MCW tests using transcript abundance CV for each TX vs T0 comparison were performed by randomly rearranging transcript abundance CV with no restriction (unrestricted), restricted by timepoint (timepoint-restricted), or restricted within probeset bins defined according to their transcript abundance mean values (expression-restricted). Two alternative expression-restricted MCW test designs performed independently are indicated with different superscripts (see Material and Methods for further description). MCW tests were repeated 10,000 times, and simulated cvGEBIs with closer values to observed cvGEBIs are represented in (A). (B) The fraction of observed cvGEBI dynamics that could be explained by chance, or factors acting on the transcriptome as a whole, or the variation in gene expression level were calculated as the proportional cumulative area under the curve (PCAUC).
Gene Ontology (GO) enrichment for genes prioritized with regard to their change in gene expression heterogeneity between 1 and 1.5 days after axolotl forearm amputation.
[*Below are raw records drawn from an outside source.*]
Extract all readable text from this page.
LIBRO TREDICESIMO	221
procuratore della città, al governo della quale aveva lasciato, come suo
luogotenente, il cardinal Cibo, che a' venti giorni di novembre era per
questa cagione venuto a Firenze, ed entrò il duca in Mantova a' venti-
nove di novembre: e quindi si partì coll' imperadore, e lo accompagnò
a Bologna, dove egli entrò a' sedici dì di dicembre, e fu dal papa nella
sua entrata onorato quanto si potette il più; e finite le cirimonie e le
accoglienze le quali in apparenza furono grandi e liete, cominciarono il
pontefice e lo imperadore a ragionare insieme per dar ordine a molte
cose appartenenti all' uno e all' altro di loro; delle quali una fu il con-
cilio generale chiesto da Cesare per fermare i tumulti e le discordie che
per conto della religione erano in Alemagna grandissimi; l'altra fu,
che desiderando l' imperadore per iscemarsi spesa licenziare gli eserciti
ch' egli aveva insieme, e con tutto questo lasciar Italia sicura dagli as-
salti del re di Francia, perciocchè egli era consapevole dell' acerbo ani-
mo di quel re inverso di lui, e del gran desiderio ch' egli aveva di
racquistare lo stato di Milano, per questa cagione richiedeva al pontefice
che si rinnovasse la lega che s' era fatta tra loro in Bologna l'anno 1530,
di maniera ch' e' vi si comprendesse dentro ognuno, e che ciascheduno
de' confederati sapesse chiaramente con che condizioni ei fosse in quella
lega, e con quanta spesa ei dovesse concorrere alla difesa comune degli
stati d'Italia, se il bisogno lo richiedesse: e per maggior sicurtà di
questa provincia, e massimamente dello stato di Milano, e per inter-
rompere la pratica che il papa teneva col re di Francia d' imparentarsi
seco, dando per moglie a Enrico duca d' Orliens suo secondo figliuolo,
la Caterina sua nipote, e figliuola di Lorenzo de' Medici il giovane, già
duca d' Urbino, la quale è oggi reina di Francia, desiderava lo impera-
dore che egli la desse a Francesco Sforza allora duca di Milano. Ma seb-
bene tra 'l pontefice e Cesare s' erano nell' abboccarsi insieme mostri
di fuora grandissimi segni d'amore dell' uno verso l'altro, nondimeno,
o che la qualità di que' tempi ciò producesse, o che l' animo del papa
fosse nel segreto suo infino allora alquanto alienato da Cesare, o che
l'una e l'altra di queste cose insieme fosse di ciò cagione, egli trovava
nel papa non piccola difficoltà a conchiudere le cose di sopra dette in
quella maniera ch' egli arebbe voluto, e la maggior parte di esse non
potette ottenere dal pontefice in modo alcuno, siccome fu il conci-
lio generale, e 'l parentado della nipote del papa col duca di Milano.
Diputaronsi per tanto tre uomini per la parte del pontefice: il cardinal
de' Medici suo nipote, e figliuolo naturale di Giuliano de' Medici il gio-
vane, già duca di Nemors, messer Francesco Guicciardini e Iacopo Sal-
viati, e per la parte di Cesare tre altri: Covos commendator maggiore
Probesets in Voss et al. (2015) dataset were prioritized upon their transcript abundance CV difference between 1 and 1.5 post-amputation timepoints, and randomly rearranged 10 times. GOrilla and REVIGO were used to perform gene ontology (GO) enrichment analyses on prioritized and random lists. The GO term enrichment found using random lists supported by the largest number of genes was used as a threshold to narrow down observed GO enrichments with potential biological significance. See Materials and Methods for further details, and Table S3 for the complete list of GO term enrichments found for prioritized and random lists. Bold names represent genes found supporting both GO term enrichments.
| GO term | Description | Enrichment | Genes | |
|---|---|---|---|---|
| GO:1903047 | mitotic cell cycle process | 0.00014 | 1.54 | [ |
| GO:0006325 | chromatin organization | 0.00025 | 1.61 | [ |
Figure 3Temporal dynamics of the level and the heterogeneity in gene expression along axolotl forearm regenerative development for groups of genes defined by their functionality.
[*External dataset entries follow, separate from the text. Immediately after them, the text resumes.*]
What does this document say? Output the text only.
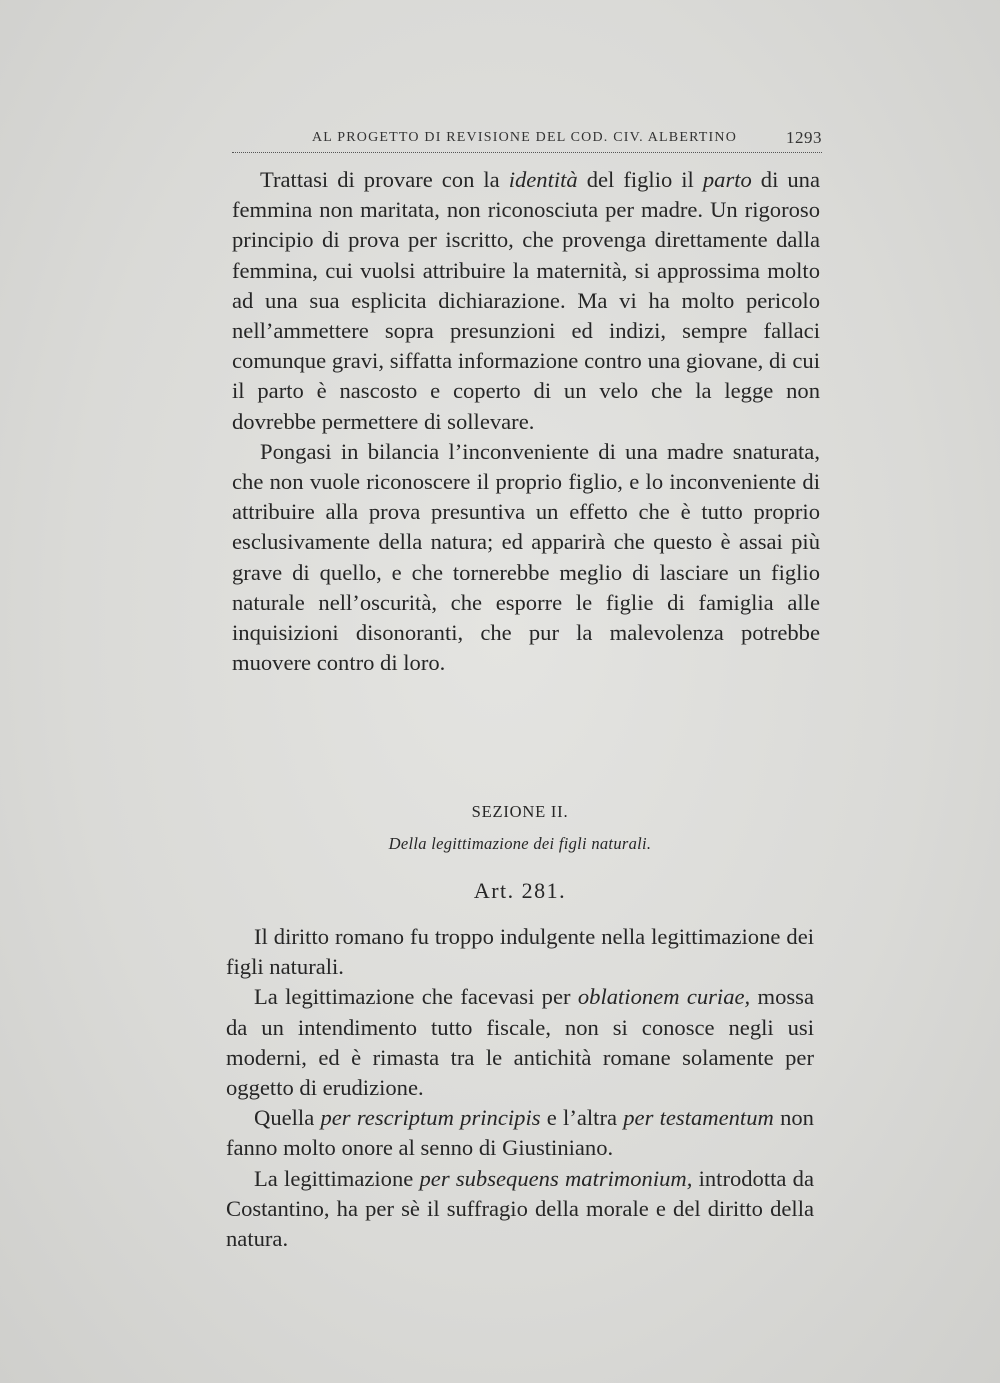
AL PROGETTO DI REVISIONE DEL COD. CIV. ALBERTINO	1293

Trattasi di provare con la identità del figlio il parto di una femmina non maritata, non riconosciuta per madre. Un rigoroso principio di prova per iscritto, che provenga direttamente dalla femmina, cui vuolsi attribuire la maternità, si approssima molto ad una sua esplicita dichiarazione. Ma vi ha molto pericolo nell’ammettere sopra presunzioni ed indizi, sempre fallaci comunque gravi, siffatta informazione contro una giovane, di cui il parto è nascosto e coperto di un velo che la legge non dovrebbe permettere di sollevare.

Pongasi in bilancia l’inconveniente di una madre snaturata, che non vuole riconoscere il proprio figlio, e lo inconveniente di attribuire alla prova presuntiva un effetto che è tutto proprio esclusivamente della natura; ed apparirà che questo è assai più grave di quello, e che tornerebbe meglio di lasciare un figlio naturale nell’oscurità, che esporre le figlie di famiglia alle inquisizioni disonoranti, che pur la malevolenza potrebbe muovere contro di loro.

SEZIONE II.
Della legittimazione dei figli naturali.
Art. 281.

Il diritto romano fu troppo indulgente nella legittimazione dei figli naturali.

La legittimazione che facevasi per oblationem curiae, mossa da un intendimento tutto fiscale, non si conosce negli usi moderni, ed è rimasta tra le antichità romane solamente per oggetto di erudizione.

Quella per rescriptum principis e l’altra per testamentum non fanno molto onore al senno di Giustiniano.

La legittimazione per subsequens matrimonium, introdotta da Costantino, ha per sè il suffragio della morale e del diritto della natura.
The Gene Ontology Consortium database was used to retrieved genes belonging to “mitotic cell cycle process” (GO:1903047) and “chromatin organization” (GO:0006325) GO terms ( The Gene Ontology Consortium, 2015). The temporal dynamics of the level and heterogeneity in gene expression for probesets associated to “mitotic cell cycle process” and “chromatin organization” genes with regard to the whole transcriptome were inspected using functionally-restricted MCW tests (A and B, respectively). cvGEBI and mGEBI for each group of probesets and TX vs T0 comparison were calculated before and after randomly rearranging functional subset tags for the whole transcriptome 10,000 times. The distribution of simulated GEBIs is summarized using minimums, 5th and 95th percentiles, and maximums. Observed GEBIs were considered significant if they outlied the area of the graph defined by 5th and 95th percentiles (P < 0.05). Grey boxes delimit axolotl forearm regeneration stages defined by morphological changes according to Voss et al. (2015).
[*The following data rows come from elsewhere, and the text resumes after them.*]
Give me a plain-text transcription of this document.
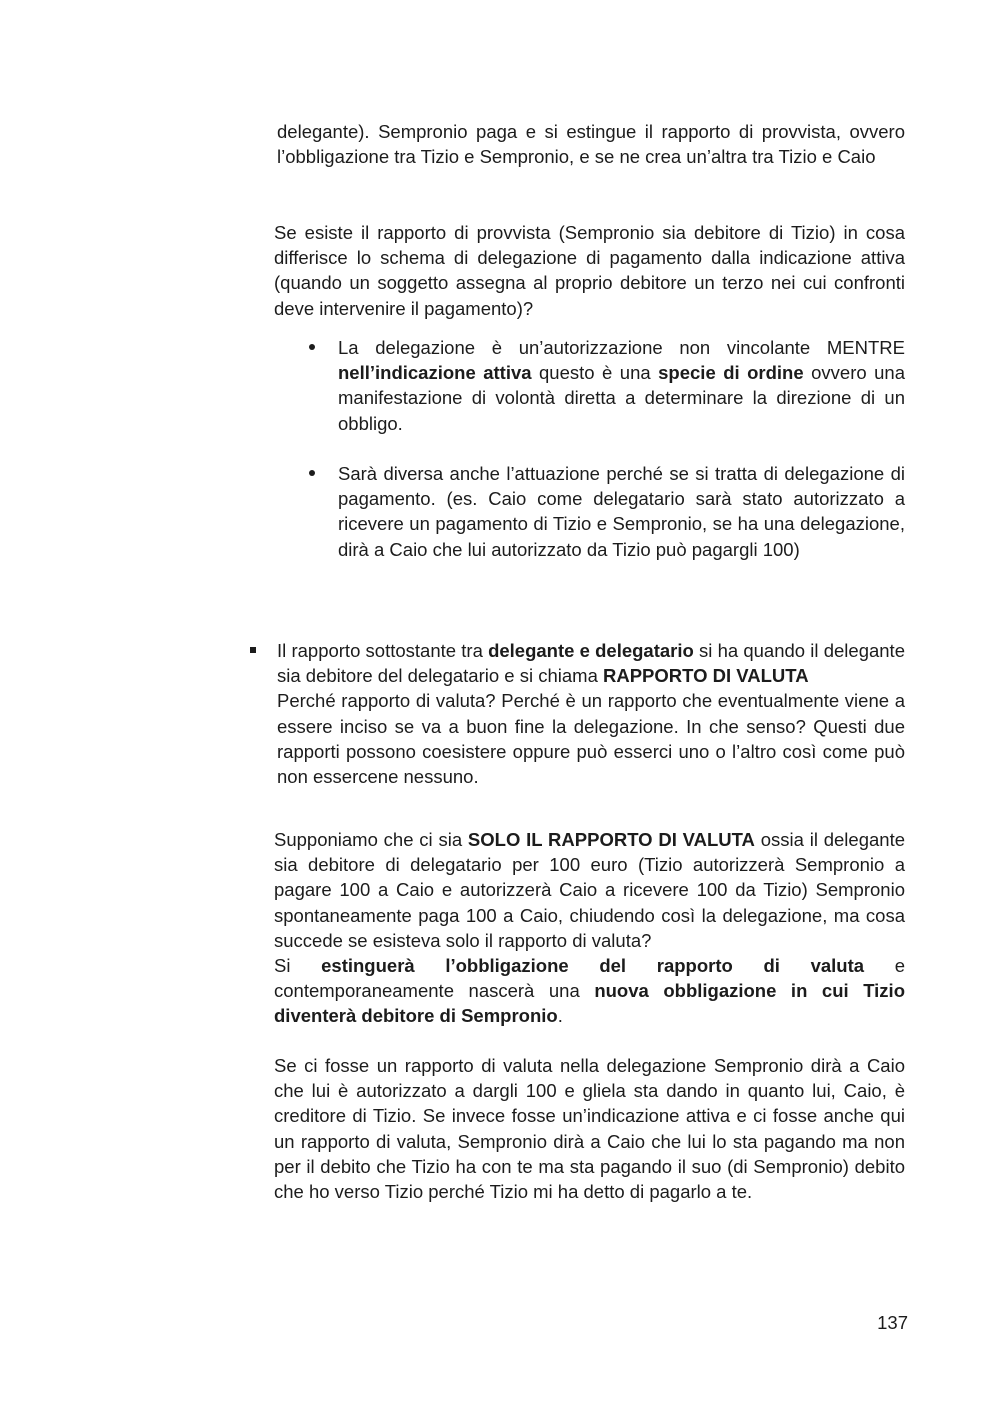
delegante). Sempronio paga e si estingue il rapporto di provvista, ovvero l’obbligazione tra Tizio e Sempronio, e se ne crea un’altra tra Tizio e Caio

Se esiste il rapporto di provvista (Sempronio sia debitore di Tizio) in cosa differisce lo schema di delegazione di pagamento dalla indicazione attiva (quando un soggetto assegna al proprio debitore un terzo nei cui confronti deve intervenire il pagamento)?

La delegazione è un’autorizzazione non vincolante MENTRE nell’indicazione attiva questo è una specie di ordine ovvero una manifestazione di volontà diretta a determinare la direzione di un obbligo.

Sarà diversa anche l’attuazione perché se si tratta di delegazione di pagamento. (es. Caio come delegatario sarà stato autorizzato a ricevere un pagamento di Tizio e Sempronio, se ha una delegazione, dirà a Caio che lui autorizzato da Tizio può pagargli 100)

Il rapporto sottostante tra delegante e delegatario si ha quando il delegante sia debitore del delegatario e si chiama RAPPORTO DI VALUTA

Perché rapporto di valuta? Perché è un rapporto che eventualmente viene a essere inciso se va a buon fine la delegazione. In che senso? Questi due rapporti possono coesistere oppure può esserci uno o l’altro così come può non essercene nessuno.

Supponiamo che ci sia SOLO IL RAPPORTO DI VALUTA ossia il delegante sia debitore di delegatario per 100 euro (Tizio autorizzerà Sempronio a pagare 100 a Caio e autorizzerà Caio a ricevere 100 da Tizio) Sempronio spontaneamente paga 100 a Caio, chiudendo così la delegazione, ma cosa succede se esisteva solo il rapporto di valuta?

Si estinguerà l’obbligazione del rapporto di valuta e contemporaneamente nascerà una nuova obbligazione in cui Tizio diventerà debitore di Sempronio.

Se ci fosse un rapporto di valuta nella delegazione Sempronio dirà a Caio che lui è autorizzato a dargli 100 e gliela sta dando in quanto lui, Caio, è creditore di Tizio. Se invece fosse un’indicazione attiva e ci fosse anche qui un rapporto di valuta, Sempronio dirà a Caio che lui lo sta pagando ma non per il debito che Tizio ha con te ma sta pagando il suo (di Sempronio) debito che ho verso Tizio perché Tizio mi ha detto di pagarlo a te.

137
Figure 4Generalized reduction in gene expression heterogeneity upon cell dedifferentiation might reduce genetic capacitance.
Cartoon symbolizing how genetic variation can become phenotypically relevant associated to the chromatin relaxation-dependent reduction in gene expression heterogeneity upon cell dedifferentiation. Blue shades represent the variation in gene expression for a particular gene in a population of cells before and after dedifferentiation. Pre-existing or new genetic mutations might be phenotypically more distinguishable upon cell dedifferentiation because of the generalized reduction in gene expression heterogeneity that cause a narrowing of the spectrum of stochastic phenotypes.